Xenia

Overview

Extracts structured financial data from hotel proposals. Parses HTML, PDF, and scraped web pages into normalized quotes with confidence scoring and comparison.

Event planners receive hotel proposals as emails, PDFs, and web links, each formatted differently. Xenia parses these documents and extracts room rates, F&B minimums, meeting room costs, taxes, fees, attrition, and cancellation terms into a normalized quote. The extraction pipeline uses ~40 named regex patterns with a confidence scoring system that rates each field by how it was found (explicit label, prose context, or calculation). Post-extraction validation catches anomalies before saving. Side-by-side comparison highlights the lowest values across 2-3 saved quotes. Domain-driven architecture with 196 tests across 12 suites.

Category

Dev Tools

Stack

Next.jsReact 19SupabaseFirecrawlZod

Features

Multi-Source Input

Paste hotel proposal HTML or email text, upload PDF/HTML files, or scrape a proposal URL via Firecrawl. Pattern detection auto-selects the right parser.

Confidence Scoring

Every extracted field carries a confidence tier: explicit-label, prose-direct, prose-loose, or calculated. Auditable extraction methods for each value.

Side-by-Side Comparison

Compare 2-3 saved quotes with lowest values highlighted per category. Room rates, F&B minimums, meeting costs, taxes, and cancellation terms.

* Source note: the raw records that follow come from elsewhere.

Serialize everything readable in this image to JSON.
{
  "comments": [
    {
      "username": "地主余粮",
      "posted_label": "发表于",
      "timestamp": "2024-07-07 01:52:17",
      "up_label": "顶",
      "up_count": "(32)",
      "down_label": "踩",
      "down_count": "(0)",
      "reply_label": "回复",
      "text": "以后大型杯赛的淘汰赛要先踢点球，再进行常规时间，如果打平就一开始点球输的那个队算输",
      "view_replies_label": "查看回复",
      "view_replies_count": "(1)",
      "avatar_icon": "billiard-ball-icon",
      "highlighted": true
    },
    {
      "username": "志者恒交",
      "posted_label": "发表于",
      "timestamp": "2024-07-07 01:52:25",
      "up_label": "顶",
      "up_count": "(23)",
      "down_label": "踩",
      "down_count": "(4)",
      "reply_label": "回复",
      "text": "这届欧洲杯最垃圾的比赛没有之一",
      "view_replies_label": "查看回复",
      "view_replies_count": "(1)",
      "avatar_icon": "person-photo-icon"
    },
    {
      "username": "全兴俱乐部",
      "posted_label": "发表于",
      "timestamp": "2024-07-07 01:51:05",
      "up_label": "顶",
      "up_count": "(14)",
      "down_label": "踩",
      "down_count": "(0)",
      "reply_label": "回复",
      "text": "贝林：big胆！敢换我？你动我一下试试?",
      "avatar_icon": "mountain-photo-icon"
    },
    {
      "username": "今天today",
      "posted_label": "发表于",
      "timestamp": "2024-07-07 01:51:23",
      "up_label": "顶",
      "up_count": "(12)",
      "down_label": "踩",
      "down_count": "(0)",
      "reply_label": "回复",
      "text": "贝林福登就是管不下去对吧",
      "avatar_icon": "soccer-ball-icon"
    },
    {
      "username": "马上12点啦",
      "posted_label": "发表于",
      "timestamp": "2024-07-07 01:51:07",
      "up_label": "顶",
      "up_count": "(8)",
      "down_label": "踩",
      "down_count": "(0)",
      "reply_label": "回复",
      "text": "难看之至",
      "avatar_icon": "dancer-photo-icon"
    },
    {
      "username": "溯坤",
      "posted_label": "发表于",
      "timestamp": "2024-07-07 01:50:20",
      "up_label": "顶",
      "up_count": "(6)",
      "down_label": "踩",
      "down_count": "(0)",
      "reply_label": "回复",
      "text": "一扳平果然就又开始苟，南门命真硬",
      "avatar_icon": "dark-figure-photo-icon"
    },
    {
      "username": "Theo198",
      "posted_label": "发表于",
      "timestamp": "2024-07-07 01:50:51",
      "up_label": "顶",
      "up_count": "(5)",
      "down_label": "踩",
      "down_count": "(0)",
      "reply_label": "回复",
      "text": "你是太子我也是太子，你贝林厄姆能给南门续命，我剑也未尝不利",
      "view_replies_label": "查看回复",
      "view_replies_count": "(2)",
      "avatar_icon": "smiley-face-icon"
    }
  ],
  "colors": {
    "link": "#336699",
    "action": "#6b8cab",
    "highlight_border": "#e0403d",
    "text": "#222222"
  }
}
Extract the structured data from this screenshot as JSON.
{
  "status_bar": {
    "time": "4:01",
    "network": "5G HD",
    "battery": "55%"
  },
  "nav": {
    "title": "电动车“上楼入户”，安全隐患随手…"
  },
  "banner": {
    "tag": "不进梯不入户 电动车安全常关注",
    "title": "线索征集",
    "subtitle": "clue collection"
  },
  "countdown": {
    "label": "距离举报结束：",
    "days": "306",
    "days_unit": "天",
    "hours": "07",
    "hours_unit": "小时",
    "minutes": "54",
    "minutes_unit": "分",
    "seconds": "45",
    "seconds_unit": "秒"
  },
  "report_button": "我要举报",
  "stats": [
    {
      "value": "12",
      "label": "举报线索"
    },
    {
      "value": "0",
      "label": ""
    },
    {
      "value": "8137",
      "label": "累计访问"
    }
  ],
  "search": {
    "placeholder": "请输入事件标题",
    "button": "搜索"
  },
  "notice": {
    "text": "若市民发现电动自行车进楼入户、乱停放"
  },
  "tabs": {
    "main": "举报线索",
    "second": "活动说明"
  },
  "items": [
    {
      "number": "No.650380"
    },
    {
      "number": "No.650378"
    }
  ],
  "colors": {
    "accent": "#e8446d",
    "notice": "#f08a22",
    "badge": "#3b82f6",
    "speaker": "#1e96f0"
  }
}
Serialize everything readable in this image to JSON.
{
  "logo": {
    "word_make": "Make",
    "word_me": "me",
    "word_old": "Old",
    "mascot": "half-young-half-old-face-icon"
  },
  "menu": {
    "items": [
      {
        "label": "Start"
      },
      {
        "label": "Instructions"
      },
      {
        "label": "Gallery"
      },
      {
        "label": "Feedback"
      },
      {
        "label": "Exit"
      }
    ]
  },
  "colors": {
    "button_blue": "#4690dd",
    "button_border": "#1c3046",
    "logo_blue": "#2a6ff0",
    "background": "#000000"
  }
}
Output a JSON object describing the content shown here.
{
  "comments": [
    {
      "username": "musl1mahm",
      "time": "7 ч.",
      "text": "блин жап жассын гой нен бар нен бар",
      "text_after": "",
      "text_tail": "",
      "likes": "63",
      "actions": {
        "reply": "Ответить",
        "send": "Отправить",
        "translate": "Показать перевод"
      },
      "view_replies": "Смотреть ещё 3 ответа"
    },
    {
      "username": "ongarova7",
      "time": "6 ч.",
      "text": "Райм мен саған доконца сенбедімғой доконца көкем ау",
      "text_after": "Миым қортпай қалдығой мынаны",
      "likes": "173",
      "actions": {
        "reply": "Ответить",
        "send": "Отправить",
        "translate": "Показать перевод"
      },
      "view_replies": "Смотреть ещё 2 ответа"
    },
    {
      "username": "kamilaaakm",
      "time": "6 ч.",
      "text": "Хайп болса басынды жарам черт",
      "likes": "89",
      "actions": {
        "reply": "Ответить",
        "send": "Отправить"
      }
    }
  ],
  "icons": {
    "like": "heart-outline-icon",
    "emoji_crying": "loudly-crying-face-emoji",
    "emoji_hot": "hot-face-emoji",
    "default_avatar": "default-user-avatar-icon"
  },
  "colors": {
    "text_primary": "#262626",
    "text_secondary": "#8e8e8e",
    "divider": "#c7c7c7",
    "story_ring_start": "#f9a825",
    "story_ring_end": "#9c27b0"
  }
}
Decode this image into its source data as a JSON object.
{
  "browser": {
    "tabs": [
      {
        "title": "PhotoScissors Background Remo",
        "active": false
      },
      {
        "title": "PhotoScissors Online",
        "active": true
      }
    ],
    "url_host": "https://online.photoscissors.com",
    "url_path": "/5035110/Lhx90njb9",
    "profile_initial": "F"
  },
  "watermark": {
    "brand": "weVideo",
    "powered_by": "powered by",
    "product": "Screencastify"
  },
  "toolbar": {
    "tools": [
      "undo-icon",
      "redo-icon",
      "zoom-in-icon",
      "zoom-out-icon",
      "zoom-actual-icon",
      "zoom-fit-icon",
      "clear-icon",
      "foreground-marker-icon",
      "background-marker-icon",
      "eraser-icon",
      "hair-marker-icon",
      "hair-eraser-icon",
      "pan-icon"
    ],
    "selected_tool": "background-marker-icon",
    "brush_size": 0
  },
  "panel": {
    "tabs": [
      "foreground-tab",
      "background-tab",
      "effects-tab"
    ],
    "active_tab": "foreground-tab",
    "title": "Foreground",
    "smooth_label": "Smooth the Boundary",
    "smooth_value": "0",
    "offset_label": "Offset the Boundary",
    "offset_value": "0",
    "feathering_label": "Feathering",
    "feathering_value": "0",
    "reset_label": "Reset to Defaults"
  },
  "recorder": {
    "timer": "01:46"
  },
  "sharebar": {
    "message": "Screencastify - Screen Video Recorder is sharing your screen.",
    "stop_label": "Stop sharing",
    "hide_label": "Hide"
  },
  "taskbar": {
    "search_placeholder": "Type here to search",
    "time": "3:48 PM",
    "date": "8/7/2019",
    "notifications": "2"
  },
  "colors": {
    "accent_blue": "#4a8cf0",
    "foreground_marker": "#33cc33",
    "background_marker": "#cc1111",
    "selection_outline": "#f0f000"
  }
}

Post-Extraction Validation

Detects negative amounts, date inversions, tax rate outliers, room count anomalies, and total mismatches. Warnings surface before you save.

Multi-Format Export

CSV for spreadsheets, PDF report with structured layout, or clipboard copy. All exports include confidence scores and extraction metadata.

Quote History

Save, search, edit, and delete parsed quotes via Supabase. Full-text search across hotel names, dates, and extracted values.

Extraction Pipeline

1 Input (HTML/PDF/URL)
2 Pattern detection
3 Key-value extraction
4 Prose fill
5 Validation